As it turned out, almost two dozen Labor politicians were – some of them perhaps unwittingly, Ombudsman Deborah Glass found – part of a scam to game the system.
And in NZ we had The Parliamentary Service funding an Auckland office for Labour headed up by Matt McCarten. Anyone think that office was doing parliamentary work instead of campaigning?
Premier Daniel Andrews and his government came to power promising honesty and probity after some scandals undermined the Liberal-led government, but have transgressed far too often.
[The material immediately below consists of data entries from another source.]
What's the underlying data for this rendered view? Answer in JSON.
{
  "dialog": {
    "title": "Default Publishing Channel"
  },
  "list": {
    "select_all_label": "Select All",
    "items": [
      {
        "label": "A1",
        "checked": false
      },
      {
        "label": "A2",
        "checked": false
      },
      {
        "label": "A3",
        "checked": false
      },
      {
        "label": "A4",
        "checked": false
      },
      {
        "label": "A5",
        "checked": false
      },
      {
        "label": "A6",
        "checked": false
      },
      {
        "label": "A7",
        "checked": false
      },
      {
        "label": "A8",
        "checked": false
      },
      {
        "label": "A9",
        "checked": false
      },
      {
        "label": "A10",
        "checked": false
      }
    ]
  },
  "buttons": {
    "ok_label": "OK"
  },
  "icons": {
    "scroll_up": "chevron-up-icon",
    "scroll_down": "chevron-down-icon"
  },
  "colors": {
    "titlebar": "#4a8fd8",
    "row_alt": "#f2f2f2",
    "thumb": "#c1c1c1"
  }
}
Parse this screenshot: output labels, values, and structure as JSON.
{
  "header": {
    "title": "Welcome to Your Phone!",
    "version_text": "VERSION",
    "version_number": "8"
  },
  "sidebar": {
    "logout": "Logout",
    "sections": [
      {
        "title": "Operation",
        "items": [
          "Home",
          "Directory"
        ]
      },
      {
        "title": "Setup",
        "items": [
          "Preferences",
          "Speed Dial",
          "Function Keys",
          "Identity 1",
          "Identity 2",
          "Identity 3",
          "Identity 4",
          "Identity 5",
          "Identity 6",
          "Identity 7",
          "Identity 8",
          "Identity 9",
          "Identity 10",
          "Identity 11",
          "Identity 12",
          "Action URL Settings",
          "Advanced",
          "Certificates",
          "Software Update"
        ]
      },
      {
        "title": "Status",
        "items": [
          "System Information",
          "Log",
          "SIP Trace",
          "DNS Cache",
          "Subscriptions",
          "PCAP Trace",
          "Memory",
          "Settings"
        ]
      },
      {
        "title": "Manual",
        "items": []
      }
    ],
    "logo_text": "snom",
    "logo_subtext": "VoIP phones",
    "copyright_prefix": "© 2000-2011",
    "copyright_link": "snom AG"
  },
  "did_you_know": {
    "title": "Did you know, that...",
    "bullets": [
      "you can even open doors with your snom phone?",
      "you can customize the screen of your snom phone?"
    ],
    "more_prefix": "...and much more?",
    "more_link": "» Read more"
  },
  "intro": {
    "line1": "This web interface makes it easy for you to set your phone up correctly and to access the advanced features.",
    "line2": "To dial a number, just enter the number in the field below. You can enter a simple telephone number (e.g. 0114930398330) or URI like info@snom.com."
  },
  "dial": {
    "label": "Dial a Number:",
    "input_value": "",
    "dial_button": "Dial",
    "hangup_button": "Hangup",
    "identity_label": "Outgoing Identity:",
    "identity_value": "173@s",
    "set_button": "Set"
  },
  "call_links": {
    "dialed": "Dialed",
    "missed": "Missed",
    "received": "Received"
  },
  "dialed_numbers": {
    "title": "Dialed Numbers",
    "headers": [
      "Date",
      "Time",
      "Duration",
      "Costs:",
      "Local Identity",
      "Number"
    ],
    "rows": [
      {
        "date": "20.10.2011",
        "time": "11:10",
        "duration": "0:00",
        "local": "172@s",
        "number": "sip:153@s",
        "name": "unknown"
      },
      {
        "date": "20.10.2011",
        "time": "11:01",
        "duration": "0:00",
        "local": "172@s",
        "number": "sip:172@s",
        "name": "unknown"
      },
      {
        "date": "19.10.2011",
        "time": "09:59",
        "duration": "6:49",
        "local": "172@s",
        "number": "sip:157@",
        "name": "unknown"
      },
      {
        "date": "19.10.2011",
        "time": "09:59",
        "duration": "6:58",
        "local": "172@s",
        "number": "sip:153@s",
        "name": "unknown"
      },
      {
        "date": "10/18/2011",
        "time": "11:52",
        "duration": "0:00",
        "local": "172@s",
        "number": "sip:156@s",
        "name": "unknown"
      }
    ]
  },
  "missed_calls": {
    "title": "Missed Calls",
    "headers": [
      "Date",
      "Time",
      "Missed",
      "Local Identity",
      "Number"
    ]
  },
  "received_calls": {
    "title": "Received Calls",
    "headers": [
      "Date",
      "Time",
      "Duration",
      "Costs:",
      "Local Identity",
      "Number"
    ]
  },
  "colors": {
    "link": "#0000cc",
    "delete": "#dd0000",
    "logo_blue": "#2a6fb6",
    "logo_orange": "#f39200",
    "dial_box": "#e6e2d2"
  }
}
Mr Andrews was clearly the chief beneficiary of the so-called ”rorts for votes” scheme. The ALP has repaid the money, despite claiming innocence. The Andrews government may well pay a far higher price. There is an election later this year. And now both the Coalition and the Labor Party go to the ballot tainted by questions of probity: the lobsters versus the red shirts.
For the sake of our democracy, our watchdogs need to be given the powers they need to keep our parliaments honest.
This is the same Government that had a Minister use VIP Transport to chauffeur his pet dogs between his Melbourne house and his country home.